Benim hayatım boyunca en çok güldüğüm şey Half-Life abartılmış bir seridir denmesidir. İnanın buna öyle çok denk geldim ki bir yerden sonra Valve’ın ne kadar berbat bir iş yaptığını kabul etmek zorunda kaldım.

Unutulan çok fazla şey var. İnsanlar bugün FPS oyunlarında hikaye arıyorlarsa bunun sebebiydi Half-Life. FPS’leri atlamalı zıplamalı çerezlik oyunlardan çıkartıp, aslında birinci şahıstan oyun oynamanın ne kadar derin bir deneyim sunacağının çözüldüğü oyundu.

Kaç yıl geçti? Boş verin gerçi, artık ben bile unuttum. Oyun dünyasının en büyük mihenk taşlarından biri olan Half-Life hakkında yıllardır tek bir resmi açıklama bile yok. Yer yarıldı ve Gordon içine girdi. Çıkamıyor, daha doğrusu çıkmasına izin vermiyorlar.

Peki, neden Half-Life çıkmıyor? İşte sorulması gereken asıl soru bu!

Episode’ları saymazsak, Half-Life 2’nin ardından 11 yıl gibi korkunç bir (gene saydım) süre geçti. Şu an ilk Half-Life’ı oynayan insanlar 30’lara, 35’lere yaklaştı. Half-Life ismiyle çok geç tanışan okurlarımız için bir şeyi çok net söylemek istiyorum: Half-Life sadece bir oyun olarak çıkamaz!

Assassin’s Creed, Battlefield, Call of Duty’leri filan geçin. Half-Life dünya üzerindeki herhangi bir oyundan çok daha fazla sorumluluğa sahip. Çıktığı zaman eğer oyun dünyasındaki dengeleri bir kez daha değiştirmeyecekse, isterse dünyanın en güzel hikayesini anlatsın, kimsenin umurunda olmaz.

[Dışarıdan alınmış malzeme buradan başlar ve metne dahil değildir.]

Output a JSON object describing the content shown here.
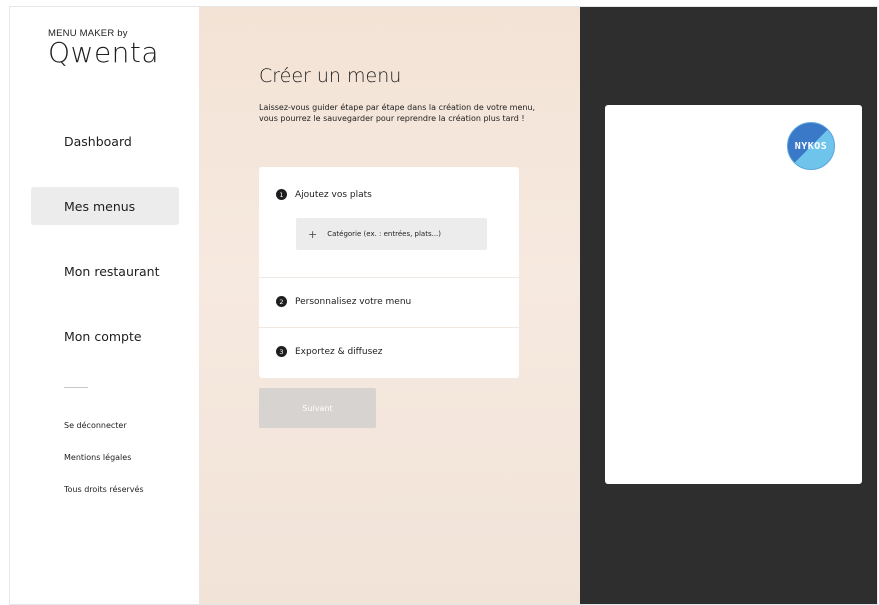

Half-Life çıkan iki oyunuyla da beri gelen yılların oyun anlayışını ve tekniğini belirlemiş bir yapım. Bir FPS oyununda hikaye anlatımını oyunla bütünleştiren ilk oyundur. Şu an aksini düşünemiyorsunuz bile. Yüz mimiklerinin gerçekçi bir şekilde kullanıldığı ilk oyundur, artık dudak senkronları uyuşmayınca bile kızıyoruz. Oyunlarda fizik ve çevre etkileşimini baştan tanımlayan ilk oyundur, öyle ki en küçük kıymık parçasından, dev konteynırlara kadar, her şeyin bir ağırlığı vardır.

Half-Life öyle basitçe, sadece bir oyun olarak piyasaya çıkamaz. Bunun ne Half-Life sevgisiyle ne de mükemmeliyetçilikle alakası var. Herkes için söylemiyorum ama dediğimi gerçekten anlayabilmeniz için, 2004 yılına yeniden dönmeli ve Half-Life 2’yi ilk kez görmüş bir insan olmanız gerekiyor.
“BU İNSANLAR CANLI!” diye haykırarak monitöre takiben bir 15 dakika kilitlenmeniz lazım. Başka türlü, ne hissettiğimizi gerçekten anlamanız güç.

Uzun süredir söylentilerden ibaret olan ve Gabe Newell’ın kulaklarını çınlatan Half-Life 3 duyurusu yine yapılmadı. Hepimiz tarihi görünce “Acaba?” dedik ama o, orada kaldı. Koca firmanın teknoloji tanıtacağı yerde oyun tanıtmasını beklemek biraz hayalcilikti (o noktaya da geldik ama).

Steam Machine çıkış tarihi, HTC ile geliştirilen HTC Vive ve Source 2 oyun motoru. Bu üç isim Valve’ın geleceğini çizecek teknolojileri ve yol haritasını gösteriyor. Aynı zamanda Valve’ın yıllardır ne ile meşgul olduğunu da bizlere kanıtlıyor.

Eğer bu 3’lü, dikkatinizi çekmek isterim ‘bu 3’lü!”, Half-Life 3’ün yaklaşmakta olduğunun habercisi değilse nedir?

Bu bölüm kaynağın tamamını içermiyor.